My first night in Cape Town, I could not sleep. I had spent over 36 hours in transit, between Seattle, Dubai and this new city at the bottom of the world. My internal clock was all wrong, and I was dead tired and desperately willing myself to sleep. I woke up at roughly 4 am local time and saw for the first time a skylight in the room I shared with my best friend and travel partner, Joan. She was soundly sleeping. I was counting the stars I could see through the skylight, and I watched as the light in the window turned from black, to pewter to rose to light blue. And I still could not sleep. My mind was racing through all that happened in the past two days.

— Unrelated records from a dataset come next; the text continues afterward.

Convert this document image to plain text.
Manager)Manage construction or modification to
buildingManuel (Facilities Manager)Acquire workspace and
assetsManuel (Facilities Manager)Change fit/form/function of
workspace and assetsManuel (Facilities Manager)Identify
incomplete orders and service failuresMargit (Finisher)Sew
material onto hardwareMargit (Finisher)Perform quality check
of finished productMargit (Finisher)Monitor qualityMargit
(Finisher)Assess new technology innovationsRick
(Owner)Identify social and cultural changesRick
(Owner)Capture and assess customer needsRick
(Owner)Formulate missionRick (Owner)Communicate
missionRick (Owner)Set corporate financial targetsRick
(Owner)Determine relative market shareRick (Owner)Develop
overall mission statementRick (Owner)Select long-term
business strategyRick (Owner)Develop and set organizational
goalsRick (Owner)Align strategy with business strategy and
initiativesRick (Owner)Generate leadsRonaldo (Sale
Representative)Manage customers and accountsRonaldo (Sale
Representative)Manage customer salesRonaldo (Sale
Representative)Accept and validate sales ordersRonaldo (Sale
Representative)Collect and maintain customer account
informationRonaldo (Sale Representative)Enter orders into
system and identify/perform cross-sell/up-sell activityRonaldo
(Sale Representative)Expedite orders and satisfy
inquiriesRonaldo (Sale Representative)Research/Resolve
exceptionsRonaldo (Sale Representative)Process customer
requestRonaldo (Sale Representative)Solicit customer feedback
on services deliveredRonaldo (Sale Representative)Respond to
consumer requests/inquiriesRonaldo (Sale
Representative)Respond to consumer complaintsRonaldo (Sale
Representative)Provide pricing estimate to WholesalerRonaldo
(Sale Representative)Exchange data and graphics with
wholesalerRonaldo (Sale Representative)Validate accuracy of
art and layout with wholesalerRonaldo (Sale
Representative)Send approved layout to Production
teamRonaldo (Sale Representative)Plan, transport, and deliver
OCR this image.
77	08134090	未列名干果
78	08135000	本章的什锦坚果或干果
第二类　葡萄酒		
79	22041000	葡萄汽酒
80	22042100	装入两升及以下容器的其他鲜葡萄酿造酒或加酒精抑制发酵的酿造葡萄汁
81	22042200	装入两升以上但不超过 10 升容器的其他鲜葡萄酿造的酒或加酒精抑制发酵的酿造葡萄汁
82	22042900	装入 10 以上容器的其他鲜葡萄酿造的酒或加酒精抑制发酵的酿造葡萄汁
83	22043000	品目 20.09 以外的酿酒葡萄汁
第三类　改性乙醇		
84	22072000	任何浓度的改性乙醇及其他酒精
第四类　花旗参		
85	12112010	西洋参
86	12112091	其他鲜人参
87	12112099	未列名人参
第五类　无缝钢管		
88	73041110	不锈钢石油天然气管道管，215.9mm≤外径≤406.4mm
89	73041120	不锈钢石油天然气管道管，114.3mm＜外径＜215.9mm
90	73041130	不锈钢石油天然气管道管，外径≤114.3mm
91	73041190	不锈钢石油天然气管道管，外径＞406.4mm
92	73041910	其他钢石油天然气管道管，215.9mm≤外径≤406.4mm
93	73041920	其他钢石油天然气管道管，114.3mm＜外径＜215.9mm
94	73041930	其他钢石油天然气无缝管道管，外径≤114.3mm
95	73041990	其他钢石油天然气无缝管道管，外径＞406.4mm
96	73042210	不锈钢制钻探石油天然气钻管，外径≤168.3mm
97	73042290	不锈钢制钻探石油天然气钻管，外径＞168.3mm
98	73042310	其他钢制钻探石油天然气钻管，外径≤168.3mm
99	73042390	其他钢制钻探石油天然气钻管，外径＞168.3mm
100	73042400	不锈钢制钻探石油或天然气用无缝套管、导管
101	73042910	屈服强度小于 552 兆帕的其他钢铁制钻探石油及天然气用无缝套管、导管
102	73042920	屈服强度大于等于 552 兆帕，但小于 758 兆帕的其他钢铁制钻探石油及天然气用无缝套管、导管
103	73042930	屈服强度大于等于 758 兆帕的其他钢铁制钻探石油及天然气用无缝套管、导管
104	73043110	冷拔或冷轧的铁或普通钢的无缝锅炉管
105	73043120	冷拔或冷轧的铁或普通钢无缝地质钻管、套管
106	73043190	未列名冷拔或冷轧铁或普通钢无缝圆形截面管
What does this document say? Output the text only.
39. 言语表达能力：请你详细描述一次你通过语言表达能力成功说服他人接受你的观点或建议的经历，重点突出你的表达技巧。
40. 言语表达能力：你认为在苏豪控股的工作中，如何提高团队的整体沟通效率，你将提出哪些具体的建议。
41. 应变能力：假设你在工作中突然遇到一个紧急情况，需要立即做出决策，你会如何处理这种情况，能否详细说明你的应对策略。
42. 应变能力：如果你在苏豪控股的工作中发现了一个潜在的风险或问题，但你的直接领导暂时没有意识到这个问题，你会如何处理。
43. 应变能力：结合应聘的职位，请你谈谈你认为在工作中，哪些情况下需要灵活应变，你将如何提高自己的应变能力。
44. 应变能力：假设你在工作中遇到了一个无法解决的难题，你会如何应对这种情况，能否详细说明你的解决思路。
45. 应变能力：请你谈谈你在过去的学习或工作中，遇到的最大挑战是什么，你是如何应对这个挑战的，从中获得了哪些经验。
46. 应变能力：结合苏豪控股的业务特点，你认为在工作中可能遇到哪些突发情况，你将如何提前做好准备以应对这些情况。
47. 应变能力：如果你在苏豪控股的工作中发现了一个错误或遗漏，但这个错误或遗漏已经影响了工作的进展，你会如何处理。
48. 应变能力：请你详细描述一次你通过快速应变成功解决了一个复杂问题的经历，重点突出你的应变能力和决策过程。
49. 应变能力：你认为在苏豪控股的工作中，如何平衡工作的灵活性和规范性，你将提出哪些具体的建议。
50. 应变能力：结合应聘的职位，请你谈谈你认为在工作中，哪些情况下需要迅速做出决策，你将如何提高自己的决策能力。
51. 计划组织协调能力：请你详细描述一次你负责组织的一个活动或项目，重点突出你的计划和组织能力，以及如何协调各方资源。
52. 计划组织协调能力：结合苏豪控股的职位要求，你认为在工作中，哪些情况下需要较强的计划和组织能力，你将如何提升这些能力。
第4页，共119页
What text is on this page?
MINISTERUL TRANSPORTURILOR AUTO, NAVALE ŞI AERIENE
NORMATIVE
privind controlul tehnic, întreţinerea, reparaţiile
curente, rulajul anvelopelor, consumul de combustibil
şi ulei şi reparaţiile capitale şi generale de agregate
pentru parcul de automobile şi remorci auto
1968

A brutal flight in coach to a hot city in the middle east; a view from the top of the tallest building in the world; dinner (minus cocktails) with veiled women and robed men; a picturesque landing on my sixth continent; and a white-knuckled ride on a South African freeway past townships and into the city of my dream. It was enough to make my head spin. It still does.

cape town

Cape Town from Table Mountain

How I ended up in Cape Town is both a mystery and obvious. In basic terms, I spent a few weeks planning, gave a paycheck to Expedia and then got on a plane. Mysteriously, I didn’t ever mean to travel to South Africa, at least not now. But I had a dream and in that dream I saw what I believed to be South Africa, near Cape Town. I still believe that. And then I called Joan, my college friend and frequent travel partner, and asked her to think about a trip to southern tip of Africa – we’ll see animals and oceans, I said. She said she was supposed to be paying off student loans this year….but, sure, why not! This is why I love her and also why we travel so well together.

giraffe

Giraffe’s on the airstrip at Arathusa

We planned and discussed and planned some more, and then we got on the plane to the city that I never knew I wanted to see but that I cannot imagine not knowing. We did see oceans and animals, and sheer cliffs for roadways, and warthogs on runways, and ostriches sunning themselves on blustery beaches at the south-westernmost point of the African continent. We saw it all, and we saw nothing – only a glimmer of the mirage that is one of the most profound places on our planet. Like a view through a skylight, what I could see was only one window into a vast space, but it was still magnificent.